Other reporters in the newsroom, thought I was nuts. “Why are you wasting your time?” they asked me. But I continued making calls and learned that most states had furlough laws that were far different from the one in Massachusetts. In Louisiana, a prison official told me, “No ma’am, we don’t let killers out for the weekend. We hang ’em, down here.”
Most states allowed prisoners to go on leave to find a place to live or to get a job -- shortly before they were to be released from prison for good. Most states did not allow killers and rapists to go out for the weekend on unsupervised passes. My story ended up proving that Massachusetts’ program was far more liberal than those in other states. It further outraged people who wanted the law changed. Michael Dukakis, who was Massachusetts governor at the time, disagreed. He didn’t want to change the law, and that helped cost him the presidential election. I’ll never forget sitting in my North Andover living room watching the presidential debate and listening to George Bush Sr. talk about Willie Horton and how Dukakis was soft on crime.

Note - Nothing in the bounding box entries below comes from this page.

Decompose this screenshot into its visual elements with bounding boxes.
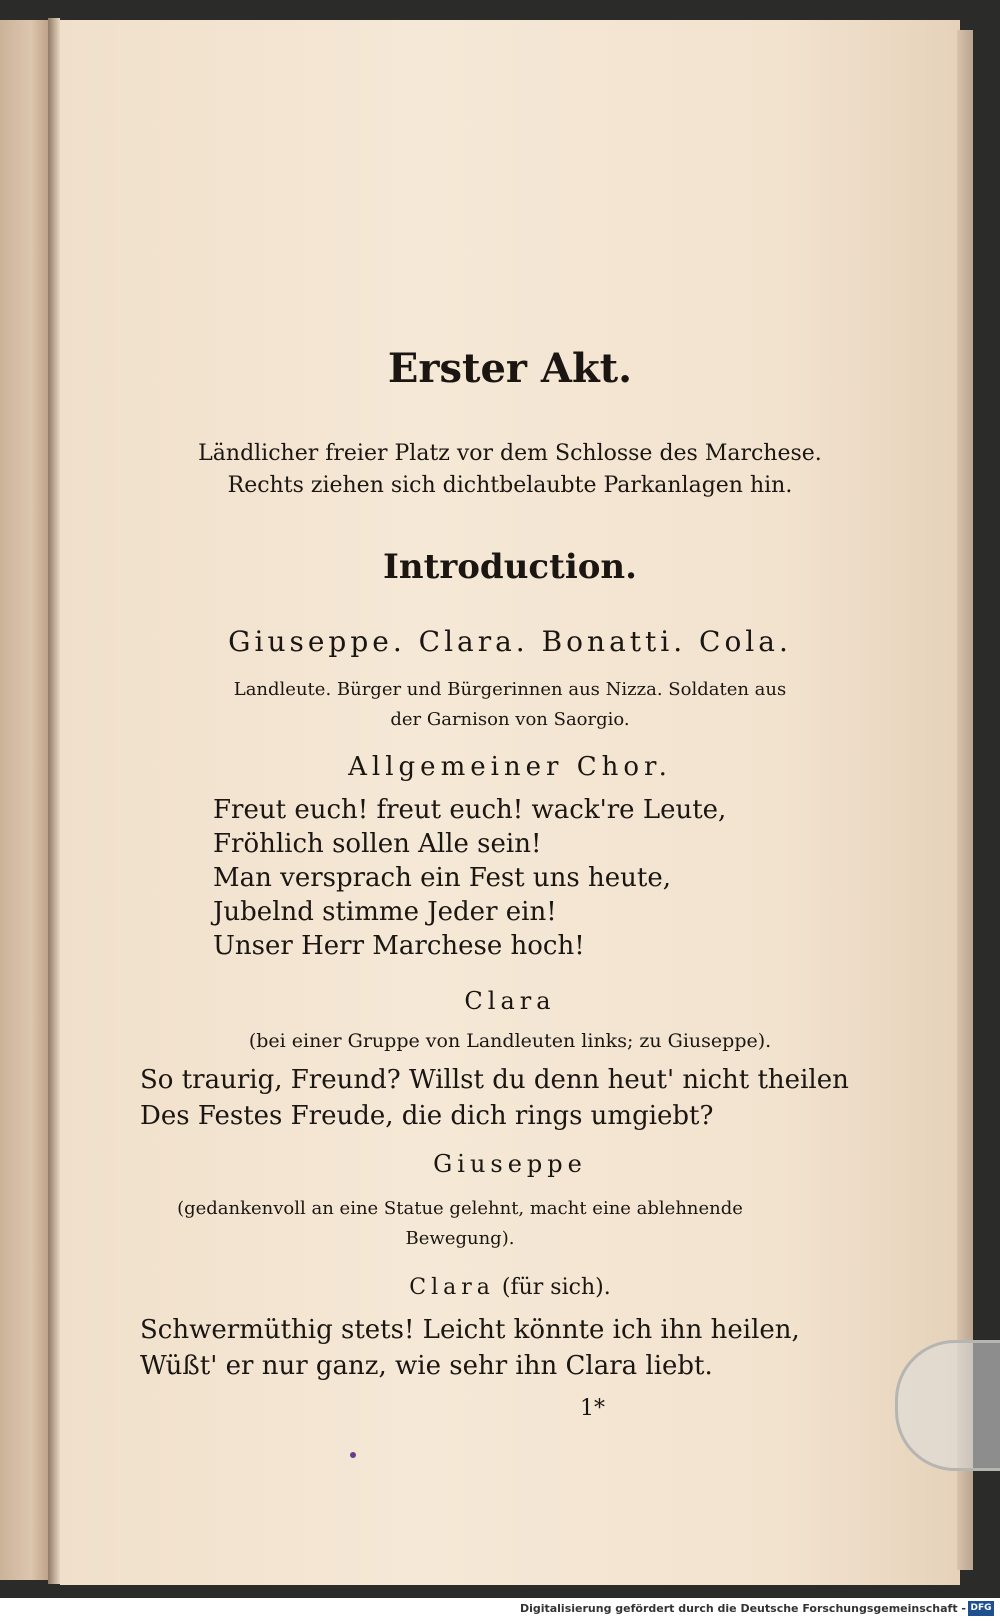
introduction-title: Introduction. (383, 547, 637, 587)
clara-aside-speech (140, 1312, 800, 1384)
setting-line: Rechts ziehen sich dichtbelaubte Parkanlagen hin. (227, 473, 793, 498)
clara-speech (140, 1062, 849, 1134)
footer-bar (0, 1598, 1000, 1621)
act-title: Erster Akt. (387, 345, 633, 392)
book-gutter (48, 18, 60, 1584)
verse-line: Freut euch! freut euch! wack're Leute, (213, 795, 727, 825)
speaker-clara: Clara (464, 987, 556, 1015)
funding-credit: Digitalisierung gefördert durch die Deutsche Forschungsgemeinschaft - (519, 1602, 966, 1615)
left-page-edge (0, 20, 52, 1580)
chorus-heading: Allgemeiner Chor. (348, 752, 672, 782)
speech-line: Wüßt' er nur ganz, wie sehr ihn Clara liebt. (140, 1351, 713, 1381)
speech-line: Schwermüthig stets! Leicht könnte ich ihn heilen, (140, 1315, 800, 1345)
verse-line: Man versprach ein Fest uns heute, (213, 863, 671, 893)
speaker-name: Clara (409, 1275, 495, 1300)
extras-line: der Garnison von Saorgio. (390, 709, 630, 730)
character-list: Giuseppe. Clara. Bonatti. Cola. (228, 625, 792, 658)
aside-direction: (für sich). (501, 1275, 611, 1300)
speech-line: Des Festes Freude, die dich rings umgiebt? (140, 1101, 714, 1131)
right-page-edge (957, 30, 973, 1570)
signature-mark: 1* (580, 1396, 605, 1421)
verse-line: Jubelnd stimme Jeder ein! (213, 897, 557, 927)
page-clip (895, 1340, 1000, 1471)
stage-setting (60, 438, 960, 502)
speaker-giuseppe: Giuseppe (433, 1150, 587, 1178)
chorus-verse (213, 793, 726, 963)
ink-dot (350, 1452, 356, 1458)
speaker-clara-aside (60, 1275, 960, 1300)
stage-direction: (gedankenvoll an eine Statue gelehnt, macht eine ablehnende Bewegung). (177, 1198, 743, 1249)
stage-direction: (bei einer Gruppe von Landleuten links; zu Giuseppe). (248, 1030, 772, 1052)
verse-line: Fröhlich sollen Alle sein! (213, 829, 542, 859)
extras-list (60, 675, 960, 735)
extras-line: Landleute. Bürger und Bürgerinnen aus Nizza. Soldaten aus (233, 679, 787, 700)
verse-line: Unser Herr Marchese hoch! (213, 931, 585, 961)
dfg-logo-icon: DFG (968, 1601, 994, 1616)
speech-line: So traurig, Freund? Willst du denn heut' nicht theilen (140, 1065, 849, 1095)
setting-line: Ländlicher freier Platz vor dem Schlosse des Marchese. (198, 441, 822, 466)
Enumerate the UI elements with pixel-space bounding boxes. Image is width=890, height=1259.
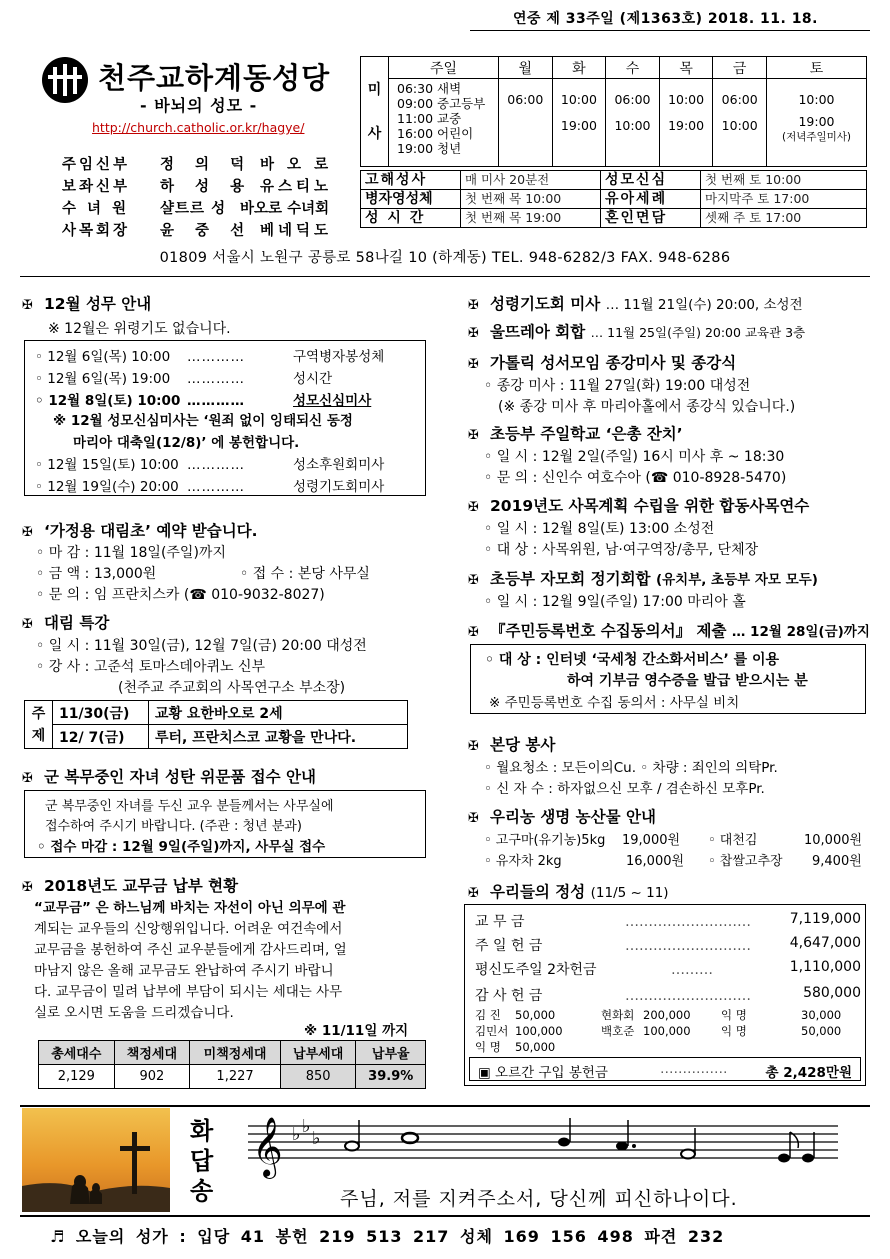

Eventually, Dukakis changed the law, and now killers and rapists are no longer allowed to leave prison and come home on the weekend unsupervised. But changing the law didn’t help his image. Dukakis lost his bid for the White House.
Before the Horton story was over, I was sent to Baltimore to cover Horton’s trial for rape, kidnapping and the stabbings he did in that state. The judge there found Horton guilty and sentenced him to several life terms in prison. A poker-playing, whiskey-drinking character, the Maryland judge told me, “Tell those folks in Massachusetts don’t leave the light on for Willie, ’cause he ain’t never coming home.”
Throughout the trial, I kept asking Horton’s attorney if I could interview his client. After the sentencing, I asked again. To my surprise, the defense attorney said yes. Part of me wished he’d said no. For most of the night, I dreamt Horton was outside my hotel window.
The next morning, guards escorted me past several metal security doors into the interviewing area. Horton sat across from me, thankfully separated by glass. He wasn’t happy with our newspaper and our coverage. “You’re making me out to be a monster,” he shouted. He also didn’t like the fact that I asked him how he got out on furlough when he wasn’t even a model prisoner at Walpole. He again started yelling and told me tear my notebook page into small pieces. The interview continued for a while longer before I angered him again; guards took Horton away screaming.
Several months later, our newspaper won a Pulitzer Prize for our stories on Horton and the Massachusetts prison furlough system. I was stunned and overwhelmed. Suddenly I was getting telegrams from people like Senator Teddy Kennedy, congratulating me. People were looking at me differently, treating me differently. Suddenly I was a Pulitzer Prize-winning journalist.
Part of me wished we’d never won the Pulitzer. I felt like I didn’t deserve it, I didn’t do anything special. In fact, I had flunked magazine writing in college. This was all a sham.
I called up Don Murray, my former journalism advisor at UNH. He had been a wonderful mentor. Don was one of the best teachers and writing coaches in the country. He too had won a Pulitzer Prize, and he understood how I felt. “It’s like someone suddenly waved a magic wand and said you’ve made it,” he told me. “You’ve earned it. Enjoy it.”
Regardless of how strange I felt being called a Pulitzer Prize winner, the lessons of the Willie Horton story stayed with me. Our newspaper had changed laws and lives. The Horton story taught me how much power and responsibility journalists have.